We are so excited to tell you about the first of the Heavy Vinyl Beatles remasters we’ve played! As we cycle through our regular Hot Stamper shootouts for The Beatles’ albums we will be of course be reviewing more of them*. I specifically chose this one to start with, having spent a great deal of time over the last year testing the best vinyl pressings against three different CD versions of Rubber Soul.

The short version of our review of the new Rubber Soul vinyl would simply point out that it’s awful, and, unsurprisingly, it’s awful in most of the ways that practically all modern Heavy Vinyl records are: it’s opaque, airless, energy-less and just a drag.

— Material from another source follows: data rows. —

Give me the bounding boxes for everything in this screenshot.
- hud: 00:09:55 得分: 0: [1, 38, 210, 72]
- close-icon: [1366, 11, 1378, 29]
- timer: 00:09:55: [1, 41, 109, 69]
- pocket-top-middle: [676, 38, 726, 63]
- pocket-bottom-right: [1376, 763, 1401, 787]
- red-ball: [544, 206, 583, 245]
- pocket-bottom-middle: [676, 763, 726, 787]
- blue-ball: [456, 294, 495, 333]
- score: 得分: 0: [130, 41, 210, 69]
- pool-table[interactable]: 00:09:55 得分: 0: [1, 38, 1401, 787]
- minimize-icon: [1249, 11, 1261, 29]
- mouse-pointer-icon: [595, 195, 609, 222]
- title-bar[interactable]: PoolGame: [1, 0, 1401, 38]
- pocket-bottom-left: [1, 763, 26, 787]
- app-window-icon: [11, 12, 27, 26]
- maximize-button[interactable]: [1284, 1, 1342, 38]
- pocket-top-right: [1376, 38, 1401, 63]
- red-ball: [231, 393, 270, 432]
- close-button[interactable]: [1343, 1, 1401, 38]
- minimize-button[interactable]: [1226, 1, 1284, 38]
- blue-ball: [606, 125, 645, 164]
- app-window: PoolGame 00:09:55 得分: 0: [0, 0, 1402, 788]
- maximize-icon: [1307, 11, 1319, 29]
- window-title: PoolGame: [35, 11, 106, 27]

I was looking forward to the opportunity to take Michael Fremer, the foremost champion of thicky vinyl, to task in expectation of his usual rave review, when to my surprise I found the rug had been pulled out from under me — he didn’t like it either. Damn!

MF could hear how bad it was. True to form, he thinks he knows why it doesn’t sound good:

As expected, Rubber Soul, sourced from George Martin’s 1987 16 bit, 44.1k remix sounds like a CD. Why should it sound like anything else? That’s from what it was essentially mastered. The sound is flattened against the speakers, hard, two-dimensional and generally hash on top, yet it does have a few good qualities as CDs often do: there’s good clarity and detail on some instruments. The strings are dreadful and the voices not far behind. The overall sound is dry and decay is unnaturally fast and falls into dead zone.

It strikes me as odd that the new vinyl should sound like a CD. I have listened to the newly remastered 2009 CD of Rubber Soul in stereo extensively and think it sounds quite good, clearly better than the Heavy Vinyl pressing that’s made from the very same 16 bit, 44.1k remixed digital source.

If the source makes the new vinyl sound bad, why doesn’t it make the new CD sound bad? I can tell you that the new CD sounds dramatically better than the 1987 CD I’ve owned for twenty years. They’re not even close. How could that be if, as MF seems to believe, the compromised digital source is the problem?

Lucky for me I didn’t know what the source for the new CD was when I was listening to it. I assumed it came from the carefully remastered hi-rez tapes that were being used to make the new series in its entirety, digital sources that are supposed to result in sound with more analog qualities.

Well, based on what I’ve heard, they do, and those more analog qualities obviously extend to the new Rubber Soul compact disc. At least to these ears they do.

It’s possible my ignorance of the source tape allowed me to avoid the kind of confirmation bias — hearing what you expect to hear — that is surely one of the biggest pitfalls in all of audio and a pit that Fremer falls into regularly.